As the above, am I allowed to do this or not? 

Cheers


----------



## mnight (Apr 19, 2012)

No, because now you need to have tax if its insured, and insurance if its taxed. So with no insurance you should have the car sorn and therefore off the road


----------



## Shiny (Apr 23, 2007)

It is an offence under the Road Traffic Act to use or park a vehicle on the Public Highway unless valid insurance (at least TPO cover) is in force.


----------



## ShiningScotsman (Jun 20, 2012)

In short the most sensible answer is no 

If on the road a registered car must be insured.
If your reg shows up as uninsured and the rozzers happen to spot your car it can be removed.
Also there is no 3rd party protection from your uninsured car...for instance if a child happened to hurt themsleves on your car or someone bumped into you on the road etc etc etc.

Keep it all above board for your own protection
If the car is going to sit there for a while chose a very low mileage policy saving you money - or if money is an issue look at a TPO option if that suits your circumstances......


----------



## srmtor (Jul 12, 2008)

Cheers guys, I'll be selling it soon as weve just been giving a motability car and haven't got space on the drive for my car. Would it be ok then if parked on private land?


----------



## Alan W (May 11, 2006)

srmtor said:


> Would it be ok then if parked on private land?


Yes, that's the only place you can park it! 

Alan W


----------



## srmtor (Jul 12, 2008)

Thanks


----------



## Shiny (Apr 23, 2007)

Make sure it is Sorn'd if you no longer have insurance on it and are laying it up on your drive. It is now an offense to own a taxed without insurance.


----------



## p5x (Jul 14, 2012)

how long do you have to tax the car if you've just bought it and it was previously sorn?


----------



## AliBailey88 (Oct 13, 2009)

tbh ive bought and sold cars quite alot, no insurance and no tax. I just leave them on the drive, havent had a problem yet. Then again i only have them for about 2 weeks.


----------



## sirkuk (Mar 5, 2012)

Unless it's SORN and off the road, it has to be insured.
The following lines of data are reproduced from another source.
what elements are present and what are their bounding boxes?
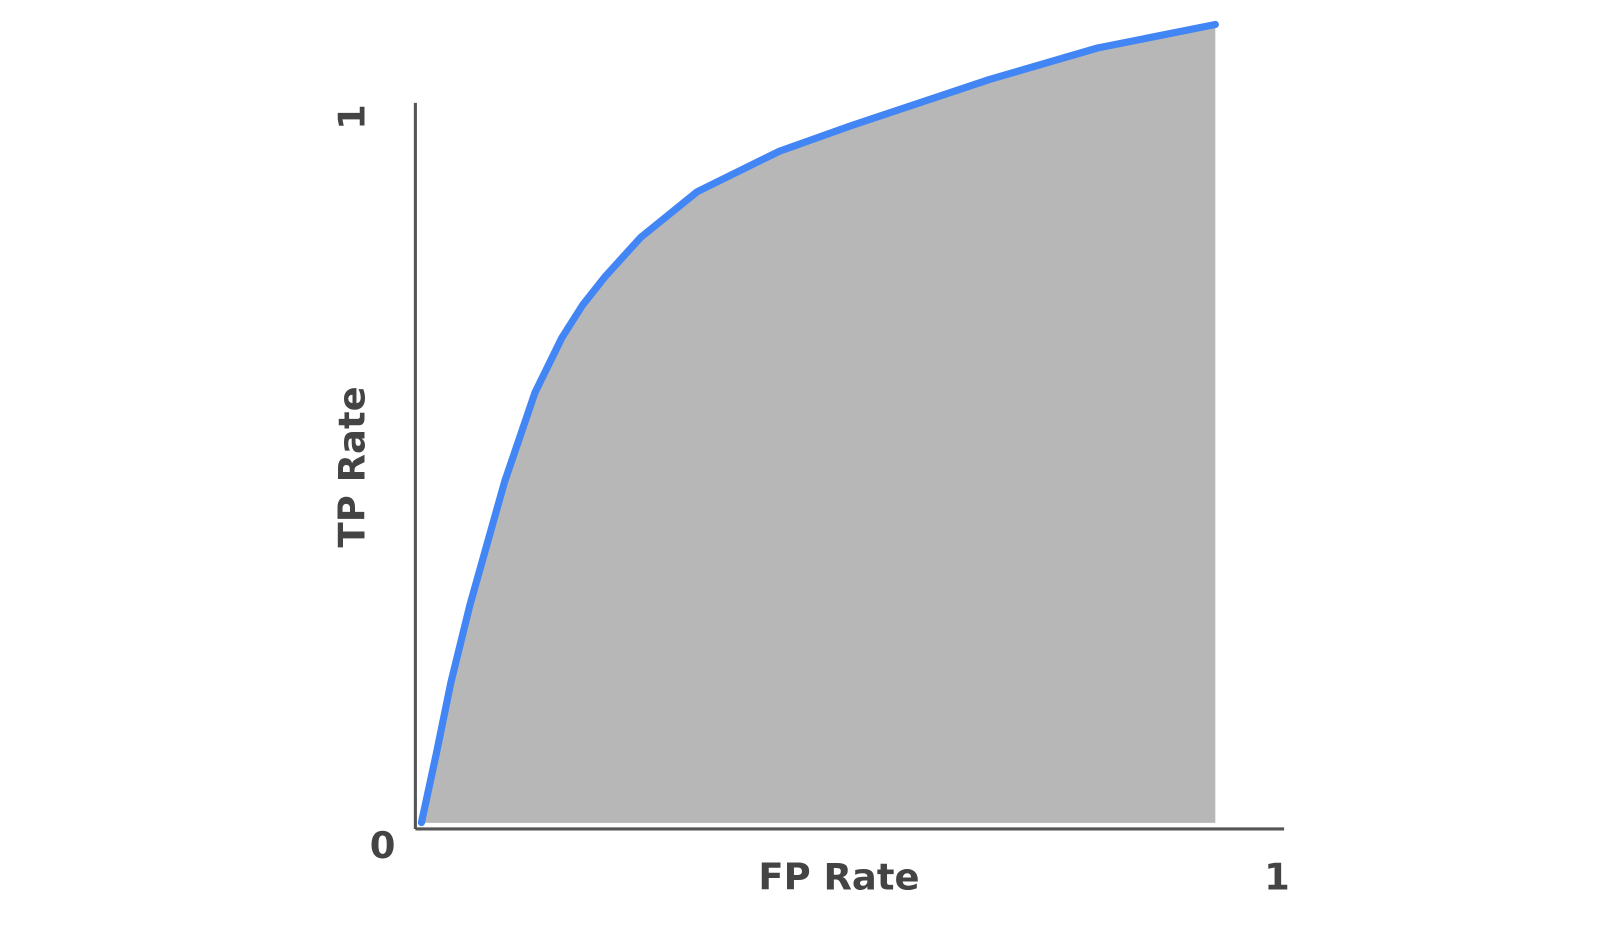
- x-tick-label: 0: [370, 824, 396, 867]
- area-fill: [421, 24, 1216, 823]
- x-tick-label: 1: [1264, 856, 1290, 899]
- roc-curve: [417, 20, 1219, 827]
- x-axis-label: FP Rate: [758, 856, 919, 899]
- y-tick-label: 1: [330, 104, 373, 130]
- y-axis-label: TP Rate: [330, 386, 373, 547]
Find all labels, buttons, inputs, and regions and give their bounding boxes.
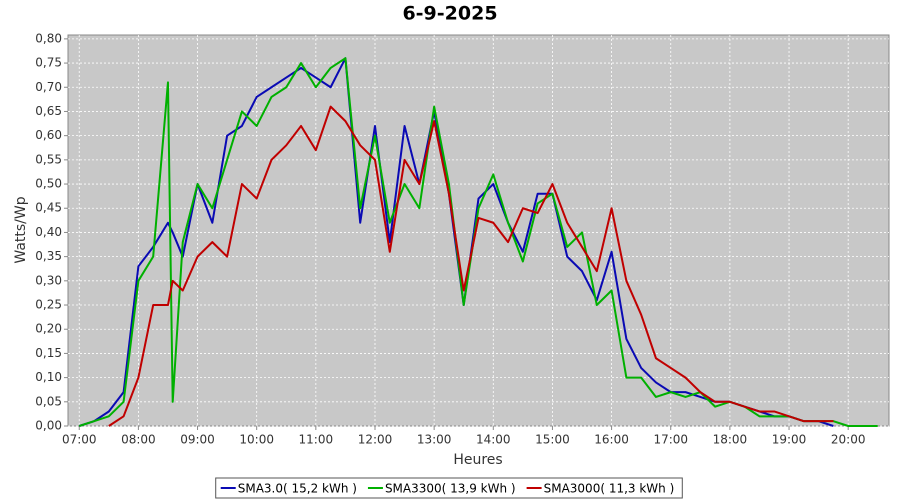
- x-tick-label: 09:00: [180, 433, 215, 447]
- y-tick-label: 0,05: [35, 394, 62, 408]
- x-axis-label: Heures: [453, 452, 502, 468]
- y-tick-label: 0,45: [35, 201, 62, 215]
- lines: [78, 57, 878, 427]
- x-tick-label: 12:00: [358, 433, 393, 447]
- chart-title: 6-9-2025: [402, 3, 497, 25]
- x-tick-label: 11:00: [299, 433, 334, 447]
- legend-label: SMA3000( 11,3 kWh ): [544, 482, 675, 496]
- y-tick-label: 0,50: [35, 177, 62, 191]
- legend: SMA3.0( 15,2 kWh ) SMA3300( 13,9 kWh ) SMA…: [215, 477, 683, 499]
- y-tick-label: 0,60: [35, 128, 62, 142]
- x-tick-label: 10:00: [239, 433, 274, 447]
- y-tick-label: 0,35: [35, 249, 62, 263]
- y-tick-label: 0,55: [35, 152, 62, 166]
- series-line: [108, 105, 834, 427]
- y-tick-label: 0,00: [35, 419, 62, 433]
- y-axis-label: Watts/Wp: [13, 196, 29, 263]
- x-tick-label: 16:00: [594, 433, 629, 447]
- x-tick-label: 19:00: [772, 433, 807, 447]
- y-tick-label: 0,10: [35, 370, 62, 384]
- legend-label: SMA3.0( 15,2 kWh ): [238, 482, 357, 496]
- x-tick-label: 08:00: [121, 433, 156, 447]
- x-tick-label: 14:00: [476, 433, 511, 447]
- x-tick-label: 07:00: [62, 433, 97, 447]
- x-tick-label: 15:00: [535, 433, 570, 447]
- y-tick-label: 0,65: [35, 104, 62, 118]
- y-tick-label: 0,15: [35, 346, 62, 360]
- x-tick-label: 18:00: [713, 433, 748, 447]
- y-tick-label: 0,75: [35, 56, 62, 70]
- plot-area: [67, 34, 890, 427]
- x-tick-label: 13:00: [417, 433, 452, 447]
- x-tick-label: 20:00: [831, 433, 866, 447]
- legend-box: [215, 477, 683, 499]
- grid: 0,00 0,05 0,10 0,15 0,20 0,25 0,30 0,35 0,40 0,45…: [35, 31, 889, 447]
- x-tick-label: 17:00: [653, 433, 688, 447]
- y-tick-label: 0,40: [35, 225, 62, 239]
- y-tick-label: 0,25: [35, 298, 62, 312]
- y-tick-label: 0,30: [35, 273, 62, 287]
- y-tick-label: 0,20: [35, 322, 62, 336]
- legend-label: SMA3300( 13,9 kWh ): [385, 482, 516, 496]
- y-tick-label: 0,70: [35, 80, 62, 94]
- y-tick-label: 0,80: [35, 31, 62, 45]
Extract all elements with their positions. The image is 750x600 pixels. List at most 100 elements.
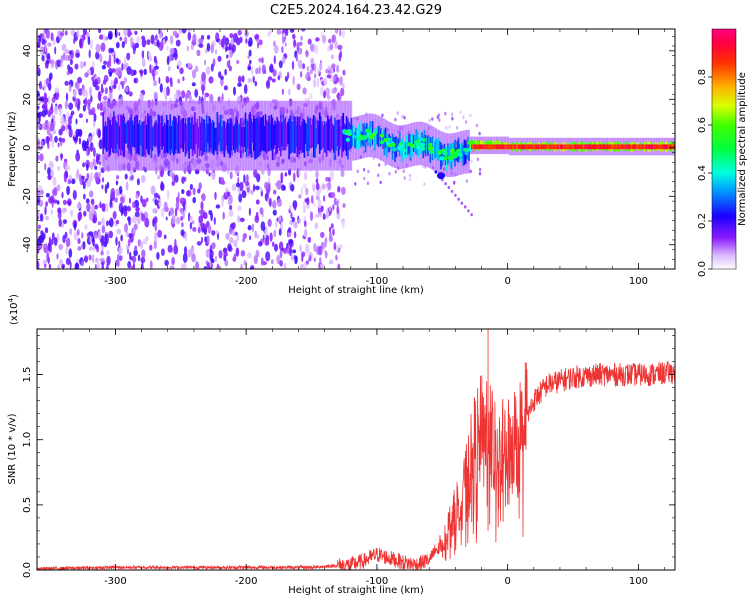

Of course you have some grace if you're trying to sell, but anything long term, if it's taxed, it has to be insured.

Sent from my GT-I9300 using Tapatalk


----------



## Shiny (Apr 23, 2007)

There are no days of grace, the new CIE law is simply if it is taxed, it must be insured.


----------



## rizo (Jul 14, 2012)

if you are under a motor trade insurance policy you do not need to notify the insurer/MID of vehicles that are in your possession for less than 14days, anything longer then it needs to be notified and appear on the MID.


----------



## Shiny (Apr 23, 2007)

And the same for "declaration" based fleet policies, but the vehicles are still insured even within the 14 days MID reporting period, so there is no breach of CIE. 

Private car insurance is different, if you cancel or lapse your policy (or change to a new car and stop the insurance on the old car), you must declare your car Sorn'd immediately.


----------